Dalam aksi itu, massa demonstran sempat menutup badan jalan sehingga menyebabkan kemacetan panjang dan arus lalu lintas di Jalan Urip Sumoharjo mengalami kemacetan total. Aksi berlangsung di ujung area Kantor Gubernur Sulawesi Selatan dan mendapat pengawalan aparat keamanan.
Aliansi Wija To Luwu Menggugat yang terdiri dari sejumlah lembaga kemahasiswaan asal Luwu Raya tetap menyampaikan aspirasi secara terbuka meski berada di bawah terik matahari. Mereka menegaskan bahwa tuntutan pemekaran Kabupaten Luwu Tengah dan Provinsi Luwu Raya merupakan kelanjutan dari perjuangan para pendahulu demi kemandirian Tana Luwu dalam mengelola potensi daerahnya.
Dalam orasinya, massa aksi juga mendesak Presiden Republik Indonesia, Prabowo Subianto, agar segera memperhatikan dan merealisasikan pembentukan Provinsi Luwu Raya sebagai daerah otonomi baru.
Jenderal Lapangan aksi, Adriansyah Putra, menyampaikan kekecewaannya karena Gubernur Sulawesi Selatan tidak menemui massa aksi. Menurutnya, sebagai pucuk pimpinan tertinggi di Sulawesi Selatan, seharusnya gubernur hadir langsung mendengar aspirasi masyarakat.
“Kami sangat menyayangkan karena Gubernur Sulawesi Selatan tidak menemui massa aksi. Selain itu, kami juga mengecam adanya dugaan tindakan premanisme yang dilakukan oleh oknum Satpol PP dan oknum ASN yang bertugas di Kantor Gubernur, yang diduga melayangkan busur ke arah massa aksi,” tegas Adriansyah.
Ia menambahkan, kehadiran mereka di Kantor Gubernur bertujuan untuk mempertanyakan kejelasan pembentukan Kabupaten Luwu Tengah dan pemekaran Provinsi Luwu Raya yang hingga kini belum terealisasi.
Adriansyah juga menegaskan bahwa Luwu Raya memiliki sumber daya alam dan sumber daya manusia yang memadai untuk berdiri sebagai provinsi sendiri dalam bingkai Negara Kesatuan Republik Indonesia (NKRI).

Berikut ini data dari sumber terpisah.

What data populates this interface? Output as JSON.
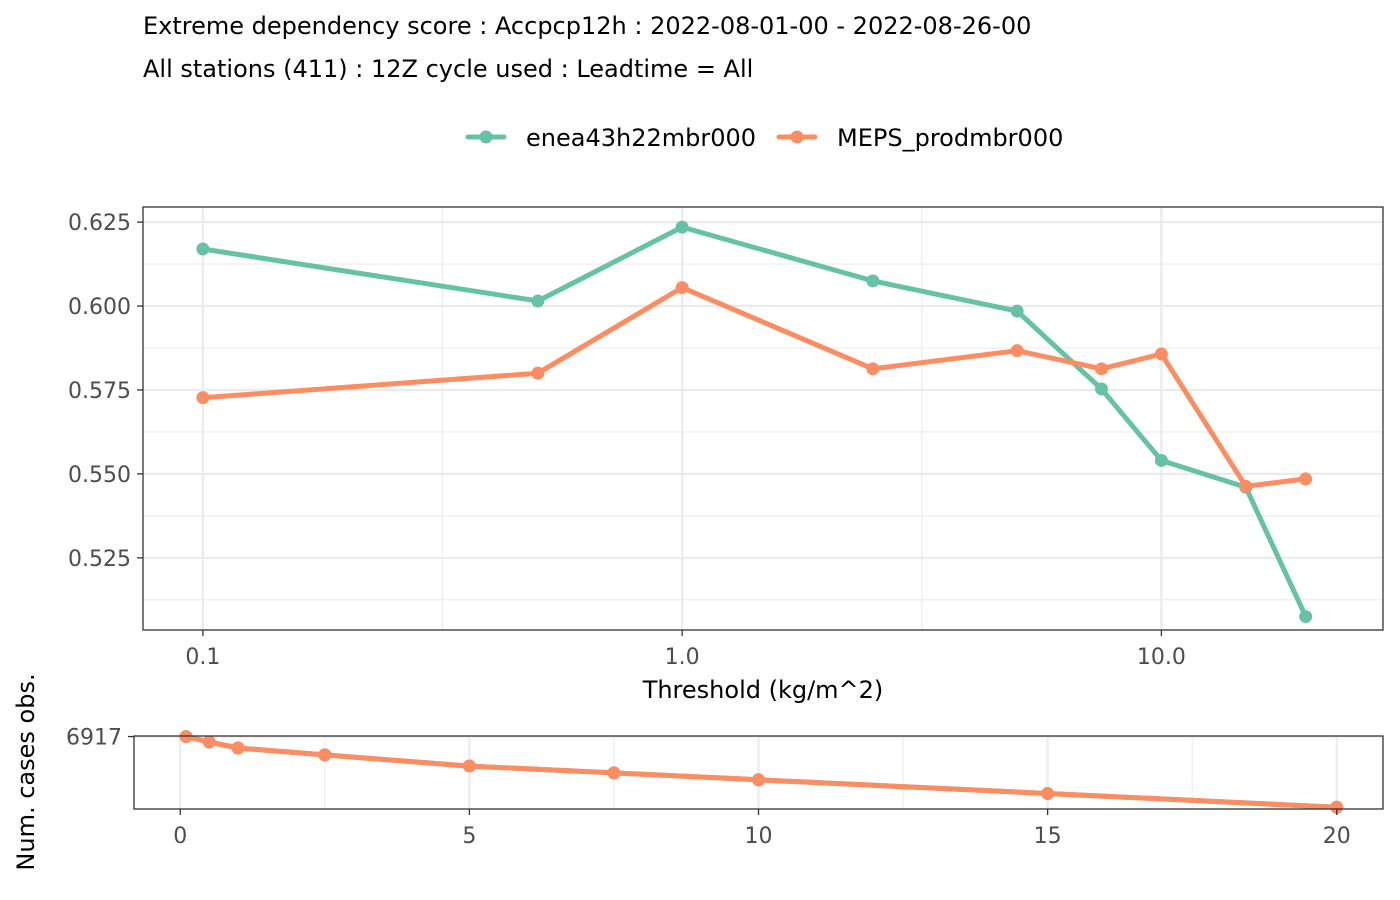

“Tana Luwu adalah Wanua Mappatuo Naewai Alena, tanah yang mampu menghidupi dan berdiri di atas kakinya sendiri. Kami mendesak Gubernur Sulsel dan DPRD Provinsi Sulawesi Selatan agar serius menindaklanjuti pembentukan Kabupaten Luwu Tengah dan pemekaran Provinsi Luwu Raya, karena ini adalah cita-cita bersama masyarakat Luwu Raya,” ujarnya.
Lebih lanjut, Adriansyah menilai selama ini wilayah Luwu Raya kurang mendapatkan perhatian pembangunan dari Pemerintah Provinsi Sulawesi Selatan, meskipun daerah tersebut memberikan kontribusi besar melalui sektor sumber daya alam.
Ia berharap seluruh kepala daerah, masyarakat, serta Wija To Luwu dapat bersatu memperjuangkan pemekaran Provinsi Luwu Raya. Menurutnya, aksi demonstrasi ini akan terus dilakukan sebagai bentuk penyampaian aspirasi rakyat agar pemerintah provinsi dan pemerintah pusat serius menindaklanjuti tuntutan tersebut.
Aliansi Wija To Luwu Menggugat menyampaikan bahwa aksi unjuk rasa ini akan terus berlanjut dalam beberapa hari ke depan, dengan puncak aksi direncanakan pada 23 Januari 2026, bertepatan dengan Hari Jadi Luwu sekaligus Hari Perlawanan Rakyat Luwu.